Got a chance to watch this long documentary on Tarkovosky at work in Sweden, during the making of ‘The Sacrifice’. watched it over two sessions as it’s a long almost two hour long documentary.
Fascinating to watch how the filmmaker you like actually created- seeing him lay out the shot design to Sven Nykvist his cameraman, you can see Tarkovosky’s basic philosophy of the individual shot being a complete unit. He doesn’t want to do the classical cut and counter-cut to make his point- he wants to convey his meaning within the shot. Each shot becomes a sort of ‘tableau’, a near complete entity on its own. And yet when he’ll put in the final film, the meanings will be magically transformed.
At the same you can see that Tarkovosky is not moving the camera just for fun, its essentially to reveal more and more of the scene. The way he was adding elements to a scene to enhance the look and meaning of his moving shot was simply ‘magical’. The most interesting part is how aware he was as a filmmaker of holding his audience’s attention- he’s doing it by adding layers of visual complexity into his basic shot. He’s not saying now this is my subject, audience should pay attention because it’s a ‘serious subject’. He’s working towards holding your attention as an audience, very much like a classical filmmaker in Mumbai or Hollywood. His aims-in terms of where he wants to take the audience might be very different- but in the ‘construction’/’design’ of the shot and unfolding his story, there is a firm hand of the master creator.
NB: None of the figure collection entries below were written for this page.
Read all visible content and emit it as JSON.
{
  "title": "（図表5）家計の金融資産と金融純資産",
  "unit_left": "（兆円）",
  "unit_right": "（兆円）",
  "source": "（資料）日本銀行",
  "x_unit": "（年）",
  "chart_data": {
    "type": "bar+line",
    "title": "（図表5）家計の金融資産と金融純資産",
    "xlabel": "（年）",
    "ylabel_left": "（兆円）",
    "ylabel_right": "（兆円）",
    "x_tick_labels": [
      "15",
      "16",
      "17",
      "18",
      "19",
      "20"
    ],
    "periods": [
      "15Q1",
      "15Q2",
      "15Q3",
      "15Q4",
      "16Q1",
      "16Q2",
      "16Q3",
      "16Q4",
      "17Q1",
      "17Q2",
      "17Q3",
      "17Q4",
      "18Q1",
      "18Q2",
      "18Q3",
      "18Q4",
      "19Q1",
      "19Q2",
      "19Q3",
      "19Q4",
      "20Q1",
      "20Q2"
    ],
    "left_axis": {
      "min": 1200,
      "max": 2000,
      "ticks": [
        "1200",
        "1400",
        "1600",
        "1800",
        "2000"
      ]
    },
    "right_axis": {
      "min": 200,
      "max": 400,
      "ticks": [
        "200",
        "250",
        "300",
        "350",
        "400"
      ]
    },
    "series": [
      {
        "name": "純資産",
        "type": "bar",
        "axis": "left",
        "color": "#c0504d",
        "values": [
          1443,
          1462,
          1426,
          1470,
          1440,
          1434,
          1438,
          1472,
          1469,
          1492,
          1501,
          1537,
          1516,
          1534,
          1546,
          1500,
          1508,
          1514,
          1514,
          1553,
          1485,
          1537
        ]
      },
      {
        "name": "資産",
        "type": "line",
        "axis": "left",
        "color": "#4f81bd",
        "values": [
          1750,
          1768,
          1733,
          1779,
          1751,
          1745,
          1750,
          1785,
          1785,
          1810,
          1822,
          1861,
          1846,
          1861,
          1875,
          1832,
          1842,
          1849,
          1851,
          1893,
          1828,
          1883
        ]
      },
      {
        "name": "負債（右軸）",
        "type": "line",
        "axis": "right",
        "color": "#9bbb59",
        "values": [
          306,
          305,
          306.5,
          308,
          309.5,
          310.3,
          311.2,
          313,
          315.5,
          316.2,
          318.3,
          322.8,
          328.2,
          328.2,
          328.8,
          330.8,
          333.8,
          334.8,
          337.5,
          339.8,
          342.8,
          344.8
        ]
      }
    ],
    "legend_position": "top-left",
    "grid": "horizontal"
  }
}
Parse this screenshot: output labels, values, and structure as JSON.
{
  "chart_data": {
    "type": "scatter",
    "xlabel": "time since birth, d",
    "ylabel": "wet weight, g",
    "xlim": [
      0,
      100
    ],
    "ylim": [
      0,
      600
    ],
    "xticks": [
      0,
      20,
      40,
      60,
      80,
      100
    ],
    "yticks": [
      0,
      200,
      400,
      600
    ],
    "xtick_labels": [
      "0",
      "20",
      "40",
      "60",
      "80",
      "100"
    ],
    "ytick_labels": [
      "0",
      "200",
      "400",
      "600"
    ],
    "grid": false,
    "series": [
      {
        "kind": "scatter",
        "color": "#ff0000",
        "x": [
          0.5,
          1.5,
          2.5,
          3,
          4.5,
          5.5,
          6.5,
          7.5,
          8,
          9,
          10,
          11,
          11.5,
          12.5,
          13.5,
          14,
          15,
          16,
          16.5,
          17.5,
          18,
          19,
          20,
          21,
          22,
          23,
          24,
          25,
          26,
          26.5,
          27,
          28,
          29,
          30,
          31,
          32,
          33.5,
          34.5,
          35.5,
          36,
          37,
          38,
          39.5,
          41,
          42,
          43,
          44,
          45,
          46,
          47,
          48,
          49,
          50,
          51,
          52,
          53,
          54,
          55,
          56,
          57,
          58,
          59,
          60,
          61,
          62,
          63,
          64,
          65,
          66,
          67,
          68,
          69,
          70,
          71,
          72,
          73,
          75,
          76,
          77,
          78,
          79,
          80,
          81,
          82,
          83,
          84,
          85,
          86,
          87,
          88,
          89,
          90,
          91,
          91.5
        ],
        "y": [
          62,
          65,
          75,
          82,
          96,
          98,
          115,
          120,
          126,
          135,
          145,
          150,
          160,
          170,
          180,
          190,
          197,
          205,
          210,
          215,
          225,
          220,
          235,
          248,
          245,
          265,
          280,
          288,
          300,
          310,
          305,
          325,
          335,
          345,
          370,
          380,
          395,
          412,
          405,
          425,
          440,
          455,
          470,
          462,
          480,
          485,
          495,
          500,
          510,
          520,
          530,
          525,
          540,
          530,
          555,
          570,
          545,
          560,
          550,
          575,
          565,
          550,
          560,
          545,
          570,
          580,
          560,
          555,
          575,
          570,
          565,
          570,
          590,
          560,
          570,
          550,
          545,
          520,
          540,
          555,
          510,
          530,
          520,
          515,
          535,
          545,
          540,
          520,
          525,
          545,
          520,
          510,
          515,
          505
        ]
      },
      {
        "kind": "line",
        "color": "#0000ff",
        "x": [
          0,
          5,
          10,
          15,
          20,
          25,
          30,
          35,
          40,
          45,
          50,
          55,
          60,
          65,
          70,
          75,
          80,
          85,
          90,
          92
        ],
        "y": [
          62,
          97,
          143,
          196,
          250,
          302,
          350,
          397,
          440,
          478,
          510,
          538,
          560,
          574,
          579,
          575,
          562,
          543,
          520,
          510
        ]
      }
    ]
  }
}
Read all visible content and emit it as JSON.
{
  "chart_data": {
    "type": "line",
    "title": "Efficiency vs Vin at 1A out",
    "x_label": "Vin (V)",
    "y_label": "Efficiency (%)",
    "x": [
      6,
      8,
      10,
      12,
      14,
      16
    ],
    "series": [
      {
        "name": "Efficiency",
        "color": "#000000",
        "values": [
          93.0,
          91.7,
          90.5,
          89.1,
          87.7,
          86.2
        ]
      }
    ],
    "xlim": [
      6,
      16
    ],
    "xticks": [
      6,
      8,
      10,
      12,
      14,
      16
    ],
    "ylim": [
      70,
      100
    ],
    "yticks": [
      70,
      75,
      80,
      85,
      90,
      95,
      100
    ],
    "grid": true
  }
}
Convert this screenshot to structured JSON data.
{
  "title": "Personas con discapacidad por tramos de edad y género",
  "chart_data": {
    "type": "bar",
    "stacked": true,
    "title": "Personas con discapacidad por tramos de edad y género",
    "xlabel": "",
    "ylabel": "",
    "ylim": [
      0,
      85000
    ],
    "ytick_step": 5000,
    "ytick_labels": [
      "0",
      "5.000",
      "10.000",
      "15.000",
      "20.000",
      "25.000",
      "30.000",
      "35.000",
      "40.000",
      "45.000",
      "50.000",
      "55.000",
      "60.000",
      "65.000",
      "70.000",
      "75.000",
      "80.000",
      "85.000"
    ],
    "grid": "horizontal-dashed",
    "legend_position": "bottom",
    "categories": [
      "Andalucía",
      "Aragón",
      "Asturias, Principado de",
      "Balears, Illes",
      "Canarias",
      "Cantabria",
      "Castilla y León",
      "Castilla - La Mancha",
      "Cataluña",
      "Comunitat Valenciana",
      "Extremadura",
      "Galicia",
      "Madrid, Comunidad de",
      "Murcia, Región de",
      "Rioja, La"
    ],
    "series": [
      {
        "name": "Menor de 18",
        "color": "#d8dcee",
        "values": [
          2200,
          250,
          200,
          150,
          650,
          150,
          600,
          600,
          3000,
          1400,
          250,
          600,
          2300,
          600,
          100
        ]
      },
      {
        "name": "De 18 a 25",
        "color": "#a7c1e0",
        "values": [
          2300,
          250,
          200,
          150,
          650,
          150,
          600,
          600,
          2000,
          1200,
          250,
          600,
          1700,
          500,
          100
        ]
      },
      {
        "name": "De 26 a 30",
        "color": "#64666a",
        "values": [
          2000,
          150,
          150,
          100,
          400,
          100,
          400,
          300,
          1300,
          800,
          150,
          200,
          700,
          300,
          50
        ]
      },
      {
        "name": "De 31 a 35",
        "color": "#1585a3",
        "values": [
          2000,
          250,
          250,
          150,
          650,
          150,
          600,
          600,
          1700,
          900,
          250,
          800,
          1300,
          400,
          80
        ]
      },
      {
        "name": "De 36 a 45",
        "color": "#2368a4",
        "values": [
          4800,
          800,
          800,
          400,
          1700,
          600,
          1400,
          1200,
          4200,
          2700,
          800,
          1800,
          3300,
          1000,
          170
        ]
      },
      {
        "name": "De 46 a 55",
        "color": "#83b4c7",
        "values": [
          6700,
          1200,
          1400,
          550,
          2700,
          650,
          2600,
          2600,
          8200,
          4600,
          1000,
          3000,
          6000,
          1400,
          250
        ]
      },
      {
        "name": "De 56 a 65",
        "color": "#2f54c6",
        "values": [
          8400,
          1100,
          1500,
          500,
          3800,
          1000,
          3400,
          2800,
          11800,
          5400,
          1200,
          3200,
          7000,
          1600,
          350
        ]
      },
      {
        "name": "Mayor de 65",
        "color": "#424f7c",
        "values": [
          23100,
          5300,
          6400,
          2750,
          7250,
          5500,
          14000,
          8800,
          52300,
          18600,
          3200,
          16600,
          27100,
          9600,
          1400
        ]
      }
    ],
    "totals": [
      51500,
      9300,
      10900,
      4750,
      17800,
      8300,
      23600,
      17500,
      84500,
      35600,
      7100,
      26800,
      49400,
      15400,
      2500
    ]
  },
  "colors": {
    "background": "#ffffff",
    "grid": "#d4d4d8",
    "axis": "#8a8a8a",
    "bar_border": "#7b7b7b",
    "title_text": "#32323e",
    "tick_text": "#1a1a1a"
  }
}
That house burning sequence on screen and the episode on its making was fascinating. To see Tarkovosky as the very much Andrei Roublov like artist who wants to create his world precisely as he wants, not a frame this way or that way as his wife put it- that’s a lesson. Though of course it may not always be possible for all of us to pursue such a line of action. How much we need to flow with the moment and how much to be rigid is of course a big area in filmmaking/ the arts and we probably need to write about it separately.
Then there was the attention to detail- the way Tarkovsky kept the stool, the way he argued over the angle, showed up so beautifully in the final frame. But it appeared that no one seemed to have understood his work or method earlier. That was something interesting because in the classical filmmaking we are taught about planning and preparation and here was improvisation on properties. It maybe that Tarkovosky worked like that- figuring out his shot taking with everything in place. But then the Art Director/designers should have kept a few extra properties as they do in Mumbai, (just-in-case-props). But yes, Tarkovosky’s precise placement of the property was just spectacular.
‘The Sacrifice’ was produced by the Swedish Film Institute, so the unit was very European in size and method of working- everyone was doing multiple jobs. Even the great Sven Nykvist seemed to have only two assistants, plus the trolley and the lighting guys. That lent a certain intimacy to the whole group and perhaps the actors benefitted the most.
They difference between Tarkovosky directing Erland Josephson and the other actors was vast- he seemed to direct Erland very physically, give him the marks to do this or that. With the others, he was more inclined to direct all parts of the performance- giving them motivations as well. But directing without knowing the language seemed interesting- OK it was in a different league from my Somali venture for UNESCO.
His wife read a bit from the script and we saw the same clip in the finished film and it was quite uncanny how much of the ‘feel’ of words and literary language was up on screen. I guess that’s where the masters differ, they know how to put their visions on screen with great precision.
This was not really a film, it was like the Kurosawa documentary, an insight into how a master filmmaker organised himself into physical spaces and actions and instructions to crew. How does Tarkovosky preserve his vision faced with the reality of a unit and everyone wanting to know what to do next, that’s really the subject of the documentary and its lesson. I guess that’s where we all get lost!